Long-time civil rights activist Benjamin Chavis, Jr., wrote the report’s foreword advising,
“African-Americans have a large buying power nowadays, yet we continue to be the most foreclosed and wealth-depleted community in America. We cannot and will not just be bystanders as the American economy continues to rebound.”
Julius L. Cartwright, NAREB president added, “Not only has our homeownership rate plummeted, but also accessing mortgage credit has become nearly impossible outside of government insured programs such as the FHA and VA.”
The report examines how African-Americans and Latinos have been cut off from the housing market and home finance in addition to employment opportunities. Further, according to the report, until economic equity and recovery are added to the long-standing issue of equal access to housing, the ability for communities of color – Black and Brown – to build wealth will remain an elusive and distant dream.
For example, today the majority of mortgage loans made to African-Americans are FHA backed. Long-lured by FHA’s low down payment requirement (usually 3.5 percent), today’s costs for these loans have increased, particularly in the areas of mortgage insurance and fees. Consequently, although available, FHA loans will cost more over the life of the loans and they will also be higher than a decade ago.
By contrast, the report states that loans backed by Fannie Mae and Freddie Mac, “are all but impossible for many African-Americans to secure.” The typical credit scores of borrowers for these mortgages are in the upper 700 range with down payments at or near 20 percent and usually resulting in a more affordable monthly payment.
According to James Carr, lead author of the report, “One of the major problems with most proposals to revamp Fannie Mae and Freddie Mac is that access and affordability is not the driving goal of those recommendations. Rather, risk sharing between the private and public sector seems to be the driving mantra.”
In the meantime according to the report, nearly 5 million borrowers remain either in the foreclosure process or are seriously delinquent on their mortgages.

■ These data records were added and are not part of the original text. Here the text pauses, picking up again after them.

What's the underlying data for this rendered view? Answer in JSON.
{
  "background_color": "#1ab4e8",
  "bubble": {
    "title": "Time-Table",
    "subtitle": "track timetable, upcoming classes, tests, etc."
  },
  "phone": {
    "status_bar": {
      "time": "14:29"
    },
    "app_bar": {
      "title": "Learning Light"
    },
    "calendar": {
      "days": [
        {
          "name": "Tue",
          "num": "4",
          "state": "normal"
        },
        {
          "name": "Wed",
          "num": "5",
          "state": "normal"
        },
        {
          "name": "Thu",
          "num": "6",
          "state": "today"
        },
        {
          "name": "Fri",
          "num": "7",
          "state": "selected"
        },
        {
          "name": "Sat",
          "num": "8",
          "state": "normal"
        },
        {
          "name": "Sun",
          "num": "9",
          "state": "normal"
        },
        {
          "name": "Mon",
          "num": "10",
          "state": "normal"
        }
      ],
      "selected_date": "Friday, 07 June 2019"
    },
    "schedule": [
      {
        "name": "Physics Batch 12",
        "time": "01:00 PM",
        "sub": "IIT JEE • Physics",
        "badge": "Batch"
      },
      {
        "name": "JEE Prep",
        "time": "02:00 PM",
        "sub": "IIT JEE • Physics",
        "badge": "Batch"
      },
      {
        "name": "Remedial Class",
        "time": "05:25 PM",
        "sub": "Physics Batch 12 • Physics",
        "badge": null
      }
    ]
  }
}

Between January 1, 2007 and May 31, 2013, nearly 14.8 million foreclosure notices were filed. Since the onset of the crisis, African-Americans had 7.8 percent of mortgage originations, but 11.6 percent of completed foreclosures. When similar statistics for Latinos are combined, people of color are more likely to have completed foreclosures at a rate higher than 70 percent.
The loss of homes to foreclosures is also lost family wealth. While African American and Latino families respectively lost 53 and 66 percent of their net worth, non-Hispanic White households lost wealth was limited to 16 percent.

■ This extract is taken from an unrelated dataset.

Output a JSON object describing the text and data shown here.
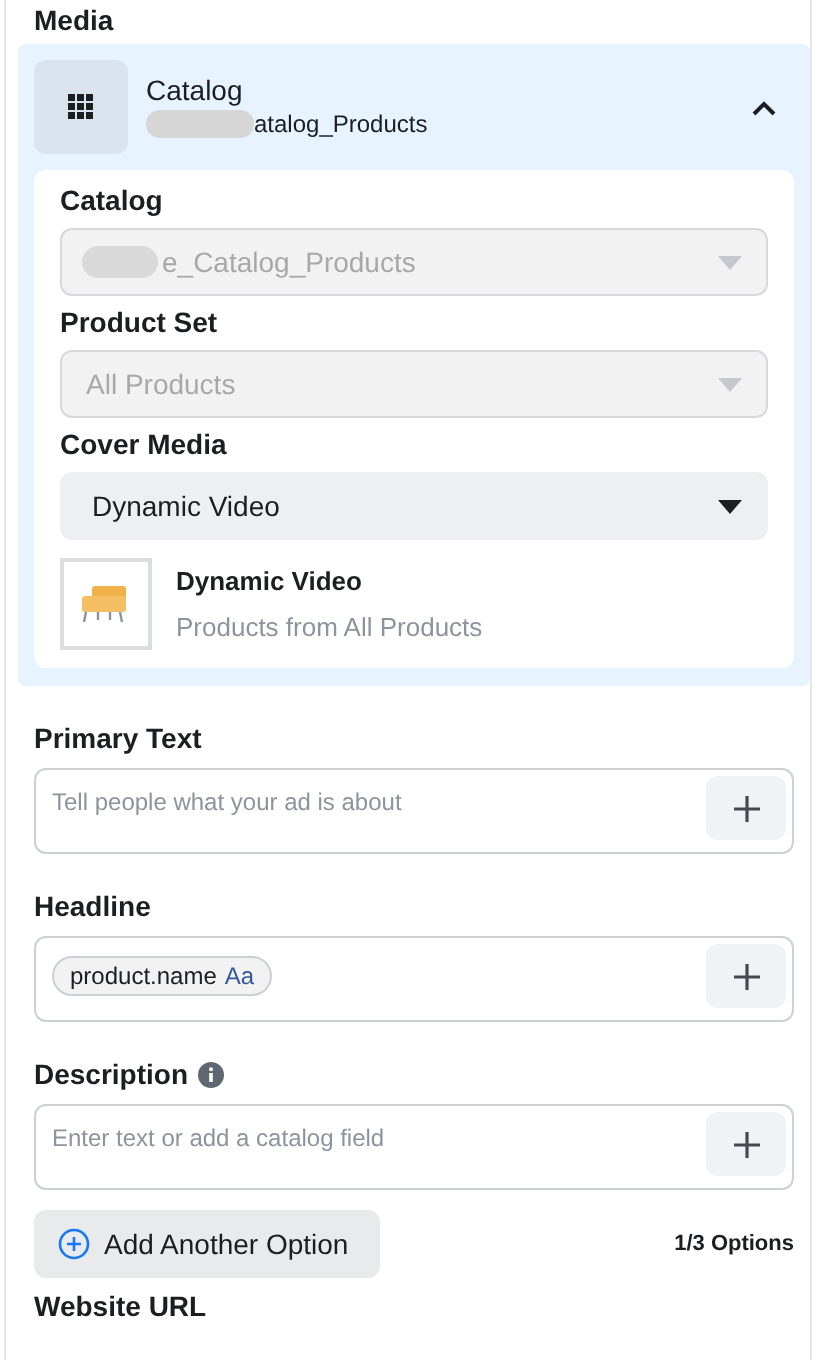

The report states, “More than 90 percent of the amount of total aggregate wealth lost during the collapse of the housing market and the subsequent recession has been recovered. However, this wealth recovery is not equally shared across households as a large proportion has occurred for stocks that are disproportionately held by high-income, typically non-Hispanic White households.”
The report urges measurable progress in four key areas before consumers of color can begin to financially recover:
Reducing the existing number of underwater mortgages through principal reduction;
More consumer mortgage purchase originations
Easing of tight mortgage credit; and
Reducing the growth of investor purchases that transform former owner-occupied dwellings into rental properties.
“Owning a home has been the most successful vehicle for people of color to build wealth”, observed Carr. “But with a tightening housing market and weak labor market and no exceptional programs to assist communities battered by the crises, the outlook does not look promising.”